CINCO
MEDIA hora más tarde, Ned Beaumont llamaba a la puerta de la habitación 734 del hotel en que se hospedaba. Poco después la resacosa voz de Jack preguntó desde el otro lado:
—¿Quién es?
—Beaumont.
—Ah, en seguida salgo —respondió Jack sin entusiasmo.
Jack abrió la puerta y encendió las luces. Llevaba un pijama de topos verdes y estaba descalzo. Tenía los ojos apagados y el rostro arrebolado por la somnolencia. Bostezó, asintió con la cabeza y volvió a meterse en la cama, donde se tendió boca arriba y contempló el techo. Sin demasiado interés preguntó:
—¿Cómo te encuentras esta mañana?
Ned Beaumont había cerrado la puerta. Permaneció entre ésta y la cama y miró hoscamente al hombre tumbado.
—¿Qué ocurrió después de mi partida? —quiso saber Beaumont.
—Nada —Jack volvió a bostezar—. ¿Me estás preguntando qué hice? —No esperó a que Ned respondiera—. Salí y monté guardia en la acera de enfrente hasta que Despain, la chica y el tío que te pegó se fueron. Fueron al edificio Buckman de la calle Cuarenta y ocho, que es donde tiene su guarida Despain, en el apartamento 938, a nombre de Barton Dewey. Estuve hasta las tres y luego me largué. Todos seguían en el piso, a no ser que me engañaran —inclinó ligeramente la cabeza para señalar un rincón de la habitación—. En esa silla está tu chambergo. Me pareció mejor guardártelo.
Ned Beaumont se acercó a la silla y recogió el sombrero que no era de su talla. Guardó el gorro arrugado y oscuro en el bolsillo del abrigo y se caló el sombrero.
—Si quieres entonarte, sobre la mesa hay una botella de ginebra.
—Gracias, pero no me apetece —replicó Ned Beaumont—. ¿Tienes un revólver?

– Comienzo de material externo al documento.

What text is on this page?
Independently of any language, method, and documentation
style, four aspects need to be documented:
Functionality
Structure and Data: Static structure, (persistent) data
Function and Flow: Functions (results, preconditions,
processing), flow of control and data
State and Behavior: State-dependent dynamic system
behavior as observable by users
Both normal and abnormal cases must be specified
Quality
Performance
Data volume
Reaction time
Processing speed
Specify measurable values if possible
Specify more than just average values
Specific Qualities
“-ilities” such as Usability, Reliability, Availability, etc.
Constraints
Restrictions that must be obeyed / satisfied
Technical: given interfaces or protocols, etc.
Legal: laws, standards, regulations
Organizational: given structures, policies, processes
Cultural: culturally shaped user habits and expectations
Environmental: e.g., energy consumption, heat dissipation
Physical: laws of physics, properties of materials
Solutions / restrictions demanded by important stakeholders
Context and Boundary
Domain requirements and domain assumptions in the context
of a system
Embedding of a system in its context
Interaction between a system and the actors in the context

Jack dejó de mirar el techo. Se sentó en la cama, se desperezó, bostezó por tercera vez e inquirió:
—¿Qué te propones? —su tono sólo transmitía ligera curiosidad.
—Visitar a Despain.
Jack había levantado las rodillas, había cruzado las manos en torno a éstas, estaba con el cuerpo ligeramente echado hacia adelante y tenía la mirada clavada en los pies de la cama.
—No creo que debas hacerlo de inmediato —dijo pausadamente.
—Tengo que hacerlo en seguida —replicó Ned Beaumont.
Su tono de voz alertó a Jack que lo miró con atención. El rostro de Ned Beaumont había adquirido un mórbido tono gris macilento. Tenía turbia la mirada, los párpados enrojecidos y sus ojos no estaban lo bastante abiertos como para que se viera el blanco de los globos. Sus labios estaban resecos y más gruesos que de costumbre.
—¿Has pasado la noche en vela? —preguntó Jack.
—He dormido un rato.
—¿Has dormido la mona?
—Sí. ¿Tienes o no un revólver?
Jack sacó las piernas de debajo de las mantas y apoyó los pies en el suelo.
—¿Por qué no duermes antes? Luego les daremos caza. Ahora no estás en condiciones.
—Iré ahora —insistió Ned Beaumont.
—Haz lo que quieras, pero estás cometiendo un error. Sabes perfectamente que no son unos críos a los que puedas enfrentarte medio tembleque. Van a por todas.
—¿Dónde está el revólver? —preguntó Ned Beaumont.
Jack se levantó y empezó a desabrocharse la chaqueta del pijama.
—Dame el revólver y vuelve a la cama, que yo me largo —dijo Ned Beaumont.
Jack volvió a abrochar el botón que acababa de desabotonar y se metió en la cama.
—El revólver está en el primer cajón del escritorio. Si te interesa, también hay balas sueltas.
Jack se tumbó de lado y cerró los ojos.
Ned Beaumont buscó el arma y la guardó en el bolsillo.
—Hasta pronto —dijo, apagó las luces y salió.